Der Spielbericht: Deutschland - Polen (0:0)

Der Spielbericht: Deutschland - Polen (0:0)

Satz mit X

17.06.2016 - 13:07 Uhr

Es hätte der Abend sein können, an dem die deutsche Nationalmannschaft das Ticket für das Achtelfinale löst. Wenn aber am Ende des Spiels mit Jerome Boateng ein Abwehrspieler zum Spieler des Spiels gekührt wird, sagt das eigentlich schon fast alles über das deutsche Offensivspiel aus.

Immerhin, der Schwachpunkt von Jogis Eleven hat sich verschoben. Mit Mats Hummels stand die Innenverteidigung wieder einigermaßen sicher und auch die Vorderleute wirkten besser sortiert.

Dafür war im Spiel nach vorne nicht viel drin. Es kommt ja nicht von ungefähr, dass wir hier das erste 0:0 des Turniers gesehen haben. Zu oft rannten Draxler, Müller und Co. in eine polnische Wand, die sie nicht überwinden konnten. Und so bleibt es bei der guten alten Regel, dass das zweite Gruppenspiel der Nationalmannschaft das schlechteste im Turnier ist - hoffentlich!

Das sehenswerteste am ganzen Abend waren die Duelle von Jerome Boateng mit Robert Lewandowski, der Dank gelungener Nachbarschaftswache *hust keine Torgefahr entwickeln konnte. Auch Toni Kroos muss man bei der Defensivarbeit ein Lob aussprechen, immer wieder setzte er bei Ballverlusten nach und eroberte das Leder, bevor die Polen Angriffe einleiten konnten. In der Vorwärtsbewegung konnte aber auch er gegen einen 8-9 Mann starken Abwehrriegel keine Akzente setzen. Deutschland probierte viel, aber zu oft blieb man hängen oder entwickelte keine nachhaltige Torgefahr.

Hinterfragt werden sollte der Einsatz von Götze, der vom Stürmertyp her eher bei Kontersituationen und schnellen Varianten gefragt ist und mit 1,78 Meter auch keine übermäßige Kopfballgefahr entwickeln kann. Warum hier gegen den polnischen Beton nicht eher ein körperbetonter klassischer Stürmer wie Gomez eingesetzt wird, weiß auch nur Jogi Löw.

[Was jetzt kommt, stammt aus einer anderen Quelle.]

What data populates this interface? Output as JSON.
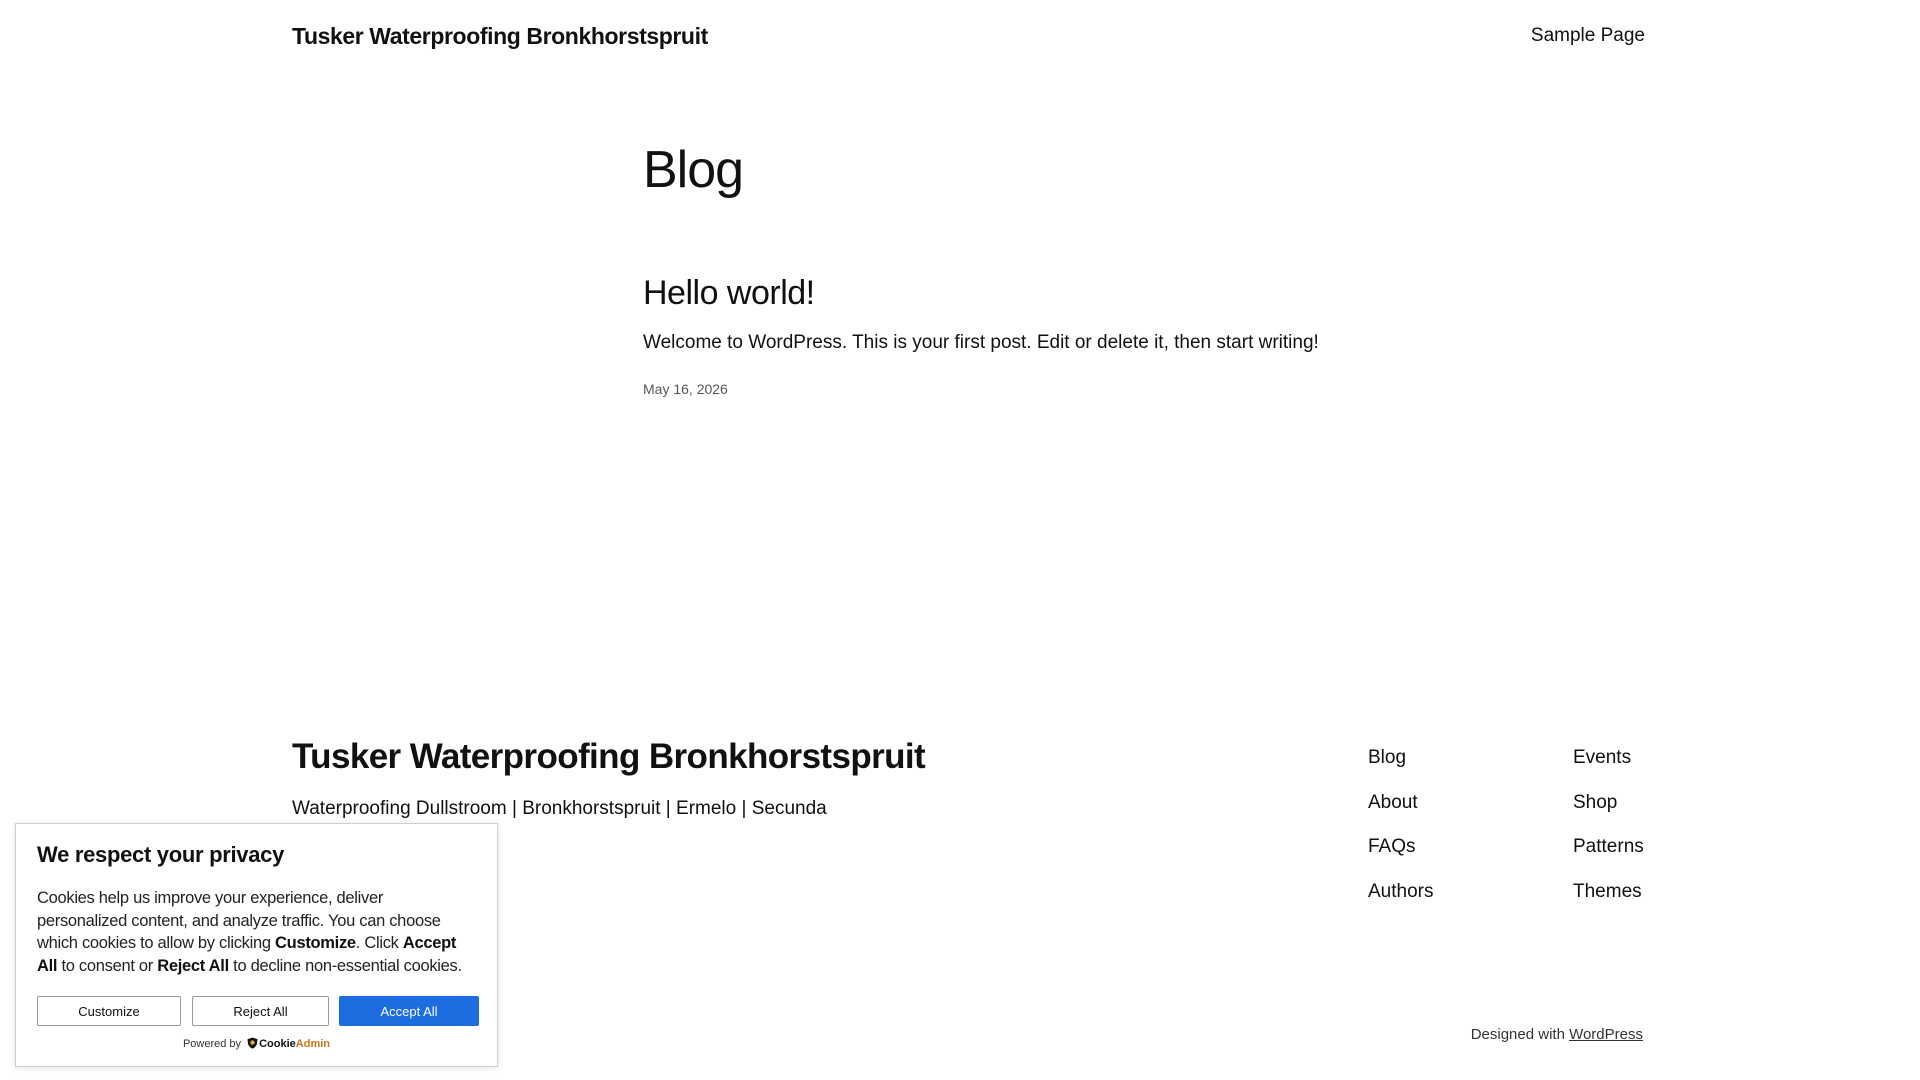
{
  "header": {
    "site_title": "Tusker Waterproofing Bronkhorstspruit",
    "nav": [
      "Sample Page"
    ]
  },
  "main": {
    "heading": "Blog",
    "posts": [
      {
        "title": "Hello world!",
        "excerpt": "Welcome to WordPress. This is your first post. Edit or delete it, then start writing!",
        "date": "May 16, 2026"
      }
    ]
  },
  "footer": {
    "title": "Tusker Waterproofing Bronkhorstspruit",
    "tagline": "Waterproofing Dullstroom | Bronkhorstspruit | Ermelo | Secunda",
    "nav_col1": [
      "Blog",
      "About",
      "FAQs",
      "Authors"
    ],
    "nav_col2": [
      "Events",
      "Shop",
      "Patterns",
      "Themes"
    ],
    "credit_prefix": "Designed with",
    "credit_link": "WordPress"
  },
  "cookie_banner": {
    "title": "We respect your privacy",
    "text_part1": "Cookies help us improve your experience, deliver personalized content, and analyze traffic. You can choose which cookies to allow by clicking",
    "text_customize": "Customize",
    "text_part2": ". Click",
    "text_accept": "Accept All",
    "text_part3": "to consent or",
    "text_reject": "Reject All",
    "text_part4": "to decline non-essential cookies.",
    "customize_label": "Customize",
    "reject_label": "Reject All",
    "accept_label": "Accept All",
    "powered_by": "Powered by",
    "brand_part1": "Cookie",
    "brand_part2": "Admin",
    "accept_color": "#1d6de0",
    "brand_accent_color": "#c8741a"
  }
}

So schadet er Götze mehr, als es ihm und der Mannschaft nützt zu spielen.

Die erste Halbzeit war hart umkämpft ohne das eines der Teams einen wirklich gefährlichen finalen Stoß setzen konnte. Die Ballstatistik sprach mit 70:30 ebenso wie die Passquote von 85% für Deutschland, bei den Zweikampfwerten lagen jedoch die Polen mit 60:40 vorne, was aufs Spiel übersetzt ein klassisches 0:0 bedeutete.

Nach dem Pausenpfiff wurde es direkt gefährlich. Grosicki flankte vom rechten Strafraumeck ein, Boateng verschätzt sich beim Kopfball und plötzlich steht da Milik völlig frei vorm deutschen Tor. Aber auch der ist zu überrascht, als der Ball den Weg zu ihm findet und so segelt er am Ball vorbei. Im Gegenzug bekommt Götze nach Steilpass von Kroos im Strafraum erstmals freie Schussbahn. Sein Versuch mit rechts war aber zu ungenau.

Nach mehreren halbherzigen Versuchen der deutschen Nationalmannschaft ein Tor zu erzielen, standen sich dann - bezeichnend für das Spiel - die Polen in der 70.Minute auch mal selbst im Weg: Nach einem schnellen Konter und der Verlagerung auf die entblößte rechts Abwehrseite der Deutschen spielten sie den Ball durch Grosicki gut ins Zentrum zurück. Am Elfmeterpunkt aber rutschte Milik weg und lässt so in optimaler Schussposition den möglichen Abschluss aus.

15 Minuten vor Schluss wurde dann tatsächlich Gomez eingewechselt, er kam für Draxler. Zuvor war schon Götze ausgewechselt worden, für ihn kam Schürrle ins Spiel.

Torgefahr konnten aber beide im Verlauf nicht mehr entwickeln. Einzig Özil kam in der 69. Minute zu einer nennenswerten Szene, als er nach klugem Pass aus dem Mittelfeld frei am 16er stand und abzog, Fabianski das Leder aber noch über die Latte lenken konnte.

Satz mit X, war wohl nichts. Bundestrainer Löw nahm das 0:0 relativ gelassen hin, in der deutschen Presselandschaft sieht es dagegen etwas anders aus. Wir sparen uns an dieser Stelle das Bashing einzelner Spieler und hoffen auf die korrekten Rückschlüsse aus dem Spiel und ein entsprechendes Signal der Mannschaft am Dienstag gegen Nordirland.